Thursday, December 23, 2010

Digital Learners in Higher Education: Generation is Not the Issue

The idea that generation explains how young people use digital technologies and that these "digital natives" are fundamentally different from the older "digital natives" in how they use and understand technology has been successfully debunked. Our work and in particular, the article, Digital Learners in Higher Education: Generation is Not the Issue, is part of the significant body of research that has exposed the superficiality of the techno-determinist rhetoric of the popular futurists (e.g., Tapscott, Prensky, Palfrey & Gasser and others). This article has been accepted for publication in the Canadian Journal of Learning & Technology but will probably not be published until sometime in 2011 so we are making a pre-publication version of the article available now.

We and others (e.g., see special issues of Journal of Computer Assisted Learning and Learning, Media & Technology) have moved beyond the simplistic generational perspective and have begun to explore the deeper and more important issues related to how higher education learners understand and use digital technologies in different parts of their lives. Stay tuned for more on this.

Monday, December 20, 2010

Learning, the Net Generation and Digital Natives

The journal, Learning, Media and Technology has just published an issue with  focus on the theme, Learning, the Net Generation and Digital Natives. I have only had chance to scan the articles but it looks like a very interesting issue that adds to the growing body of research that is helping to provide us with an evidence-based understanding of how young people are using digital technologies and how leisure and academic uses are interconnected. The issue is edited by Chris Jones from the UK Open University, Institute of Educational Technology.

From the editorial:

The articles in this issue paint a complex picture of change amongst young people, a picture at odds with the idea of a Net Generation composed of Digital Natives. They address the ways that leisure and study activities intertwine and suggest new methods for research need to be adopted to complement the predominantly survey methods currently deployed. The articles show that young people at school and university use technologies in ways that are related to their purposes and exhibit a diversity that contrasts with the idea of a sharp generational change.
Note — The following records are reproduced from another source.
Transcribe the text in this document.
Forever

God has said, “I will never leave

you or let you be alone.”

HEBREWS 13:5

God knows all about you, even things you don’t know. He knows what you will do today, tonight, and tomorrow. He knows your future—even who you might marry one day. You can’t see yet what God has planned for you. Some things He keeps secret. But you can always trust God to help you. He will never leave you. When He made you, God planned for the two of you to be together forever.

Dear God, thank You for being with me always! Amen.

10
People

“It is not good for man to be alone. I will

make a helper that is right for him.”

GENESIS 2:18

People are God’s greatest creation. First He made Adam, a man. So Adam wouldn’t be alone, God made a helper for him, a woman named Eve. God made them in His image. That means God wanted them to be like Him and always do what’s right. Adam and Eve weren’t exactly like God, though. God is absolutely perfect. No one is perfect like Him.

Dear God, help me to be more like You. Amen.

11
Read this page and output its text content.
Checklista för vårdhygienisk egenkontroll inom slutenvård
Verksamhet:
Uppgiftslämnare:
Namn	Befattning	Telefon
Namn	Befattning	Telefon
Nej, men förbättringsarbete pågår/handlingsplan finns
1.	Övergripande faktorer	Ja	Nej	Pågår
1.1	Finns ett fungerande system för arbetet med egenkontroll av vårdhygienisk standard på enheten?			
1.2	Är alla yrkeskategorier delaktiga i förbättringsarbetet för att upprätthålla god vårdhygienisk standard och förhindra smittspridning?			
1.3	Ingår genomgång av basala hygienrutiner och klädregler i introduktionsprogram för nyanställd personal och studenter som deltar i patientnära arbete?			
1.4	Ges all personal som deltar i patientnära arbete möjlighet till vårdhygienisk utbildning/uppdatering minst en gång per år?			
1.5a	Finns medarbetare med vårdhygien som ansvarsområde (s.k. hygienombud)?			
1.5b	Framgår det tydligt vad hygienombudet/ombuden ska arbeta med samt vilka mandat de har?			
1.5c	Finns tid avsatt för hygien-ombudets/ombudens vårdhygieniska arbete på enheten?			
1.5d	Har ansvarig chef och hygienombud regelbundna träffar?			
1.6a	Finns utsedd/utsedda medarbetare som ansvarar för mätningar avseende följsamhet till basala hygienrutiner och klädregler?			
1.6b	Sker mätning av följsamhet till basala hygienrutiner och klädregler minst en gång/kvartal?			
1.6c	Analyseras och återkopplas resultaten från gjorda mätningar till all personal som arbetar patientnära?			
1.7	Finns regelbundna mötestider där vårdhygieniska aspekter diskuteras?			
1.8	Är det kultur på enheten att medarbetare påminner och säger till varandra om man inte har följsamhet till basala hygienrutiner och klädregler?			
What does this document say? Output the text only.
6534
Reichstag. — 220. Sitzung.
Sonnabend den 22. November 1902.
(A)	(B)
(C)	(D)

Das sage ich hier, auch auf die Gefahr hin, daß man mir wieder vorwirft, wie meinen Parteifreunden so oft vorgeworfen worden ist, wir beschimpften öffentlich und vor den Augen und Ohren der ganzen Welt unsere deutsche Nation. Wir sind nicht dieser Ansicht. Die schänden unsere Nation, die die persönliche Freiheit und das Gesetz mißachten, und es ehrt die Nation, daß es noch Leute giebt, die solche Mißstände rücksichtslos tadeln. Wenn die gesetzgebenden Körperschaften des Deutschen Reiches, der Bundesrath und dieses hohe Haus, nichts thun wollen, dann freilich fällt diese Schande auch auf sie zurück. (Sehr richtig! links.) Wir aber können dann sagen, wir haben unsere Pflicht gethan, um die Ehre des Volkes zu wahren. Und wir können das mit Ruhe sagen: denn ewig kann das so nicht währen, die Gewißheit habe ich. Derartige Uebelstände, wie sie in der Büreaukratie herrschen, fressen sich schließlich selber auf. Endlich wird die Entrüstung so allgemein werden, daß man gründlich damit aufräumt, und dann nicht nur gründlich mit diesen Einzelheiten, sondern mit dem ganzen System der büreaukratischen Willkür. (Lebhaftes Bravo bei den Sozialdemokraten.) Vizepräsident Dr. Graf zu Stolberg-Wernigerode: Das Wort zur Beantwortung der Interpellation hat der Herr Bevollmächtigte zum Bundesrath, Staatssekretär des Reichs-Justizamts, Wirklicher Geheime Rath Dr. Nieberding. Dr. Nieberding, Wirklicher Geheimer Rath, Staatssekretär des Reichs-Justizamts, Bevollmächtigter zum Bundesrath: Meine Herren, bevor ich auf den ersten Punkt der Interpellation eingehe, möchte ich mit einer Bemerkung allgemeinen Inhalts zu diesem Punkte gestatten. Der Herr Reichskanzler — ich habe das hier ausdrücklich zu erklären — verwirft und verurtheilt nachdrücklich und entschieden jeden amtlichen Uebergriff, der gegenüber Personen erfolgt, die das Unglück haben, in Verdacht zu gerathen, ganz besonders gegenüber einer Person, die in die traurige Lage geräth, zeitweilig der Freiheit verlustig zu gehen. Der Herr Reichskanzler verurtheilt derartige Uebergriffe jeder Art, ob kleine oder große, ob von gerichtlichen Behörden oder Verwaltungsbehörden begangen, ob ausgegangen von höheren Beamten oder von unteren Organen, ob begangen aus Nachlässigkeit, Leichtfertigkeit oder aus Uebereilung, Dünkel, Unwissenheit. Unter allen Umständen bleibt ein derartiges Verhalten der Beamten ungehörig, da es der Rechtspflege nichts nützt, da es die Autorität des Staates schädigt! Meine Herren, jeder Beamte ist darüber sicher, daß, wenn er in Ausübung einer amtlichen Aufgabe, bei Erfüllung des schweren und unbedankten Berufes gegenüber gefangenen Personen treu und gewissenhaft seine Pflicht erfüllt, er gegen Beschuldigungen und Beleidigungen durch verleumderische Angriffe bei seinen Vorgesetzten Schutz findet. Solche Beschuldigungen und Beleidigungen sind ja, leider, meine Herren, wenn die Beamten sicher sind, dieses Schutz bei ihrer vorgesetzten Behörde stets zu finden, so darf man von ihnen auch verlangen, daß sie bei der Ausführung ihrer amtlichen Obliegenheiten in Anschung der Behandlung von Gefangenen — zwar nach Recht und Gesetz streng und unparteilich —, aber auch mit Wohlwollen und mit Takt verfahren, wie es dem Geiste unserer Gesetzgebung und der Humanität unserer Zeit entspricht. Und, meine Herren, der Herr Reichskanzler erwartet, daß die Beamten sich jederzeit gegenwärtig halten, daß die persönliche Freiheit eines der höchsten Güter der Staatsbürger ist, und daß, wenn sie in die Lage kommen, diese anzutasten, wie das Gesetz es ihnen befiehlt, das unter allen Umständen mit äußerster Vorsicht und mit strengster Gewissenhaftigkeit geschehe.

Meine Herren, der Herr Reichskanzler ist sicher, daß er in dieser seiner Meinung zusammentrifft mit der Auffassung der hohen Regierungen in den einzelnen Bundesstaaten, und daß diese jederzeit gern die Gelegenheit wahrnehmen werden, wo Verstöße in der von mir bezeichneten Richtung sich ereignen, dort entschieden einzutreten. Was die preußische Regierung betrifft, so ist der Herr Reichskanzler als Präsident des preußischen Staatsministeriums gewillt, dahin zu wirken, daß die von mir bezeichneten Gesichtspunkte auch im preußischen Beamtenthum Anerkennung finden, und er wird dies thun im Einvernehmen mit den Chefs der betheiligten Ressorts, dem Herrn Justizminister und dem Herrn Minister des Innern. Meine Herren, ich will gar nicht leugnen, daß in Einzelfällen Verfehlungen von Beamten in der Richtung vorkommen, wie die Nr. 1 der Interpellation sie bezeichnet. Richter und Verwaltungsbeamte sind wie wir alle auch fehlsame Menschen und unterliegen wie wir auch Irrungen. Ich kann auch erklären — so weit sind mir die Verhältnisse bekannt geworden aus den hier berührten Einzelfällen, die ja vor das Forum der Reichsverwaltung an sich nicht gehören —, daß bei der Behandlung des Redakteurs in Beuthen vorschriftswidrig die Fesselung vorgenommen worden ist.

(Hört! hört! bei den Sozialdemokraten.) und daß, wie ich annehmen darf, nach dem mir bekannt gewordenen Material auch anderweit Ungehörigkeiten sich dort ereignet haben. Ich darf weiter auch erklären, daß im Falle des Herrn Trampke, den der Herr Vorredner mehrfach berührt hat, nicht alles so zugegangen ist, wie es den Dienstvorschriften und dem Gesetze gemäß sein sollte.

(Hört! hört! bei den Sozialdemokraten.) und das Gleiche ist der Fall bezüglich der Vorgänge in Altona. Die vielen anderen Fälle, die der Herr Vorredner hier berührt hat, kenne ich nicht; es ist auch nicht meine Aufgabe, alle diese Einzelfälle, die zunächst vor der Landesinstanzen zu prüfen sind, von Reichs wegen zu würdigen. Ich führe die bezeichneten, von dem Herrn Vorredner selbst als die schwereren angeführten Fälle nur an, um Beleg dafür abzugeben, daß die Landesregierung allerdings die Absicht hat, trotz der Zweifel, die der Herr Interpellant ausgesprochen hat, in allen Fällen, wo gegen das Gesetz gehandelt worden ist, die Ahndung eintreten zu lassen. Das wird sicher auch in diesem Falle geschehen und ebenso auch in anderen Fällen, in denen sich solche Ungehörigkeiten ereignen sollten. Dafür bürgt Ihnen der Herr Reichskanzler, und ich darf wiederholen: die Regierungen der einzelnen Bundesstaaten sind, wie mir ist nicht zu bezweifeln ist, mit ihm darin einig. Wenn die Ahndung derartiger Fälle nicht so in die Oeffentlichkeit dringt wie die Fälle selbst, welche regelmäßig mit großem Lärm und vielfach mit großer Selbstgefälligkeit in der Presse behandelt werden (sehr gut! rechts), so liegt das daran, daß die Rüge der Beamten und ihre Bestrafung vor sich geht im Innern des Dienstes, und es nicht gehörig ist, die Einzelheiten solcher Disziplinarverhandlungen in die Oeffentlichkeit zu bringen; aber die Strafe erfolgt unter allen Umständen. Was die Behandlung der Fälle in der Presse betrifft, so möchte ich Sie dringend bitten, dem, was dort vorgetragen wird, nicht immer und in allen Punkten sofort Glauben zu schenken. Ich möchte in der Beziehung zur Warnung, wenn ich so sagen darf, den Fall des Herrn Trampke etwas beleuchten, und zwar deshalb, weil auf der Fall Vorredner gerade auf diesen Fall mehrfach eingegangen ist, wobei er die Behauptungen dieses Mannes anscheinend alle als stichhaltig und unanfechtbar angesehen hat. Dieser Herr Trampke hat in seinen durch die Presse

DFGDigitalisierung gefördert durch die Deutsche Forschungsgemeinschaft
The articles agree that there are significant age-related changes but they suggest that these changes are mediated by the active appropriation of technology by young people who act purposively and in relation to influential institutional contexts.

Unfortunately, the journal is not open access so if you don't have access through your institution, you will have to pay to read this publically-funded research.

Thanks to Tannis Morgan for bringing this to my attention.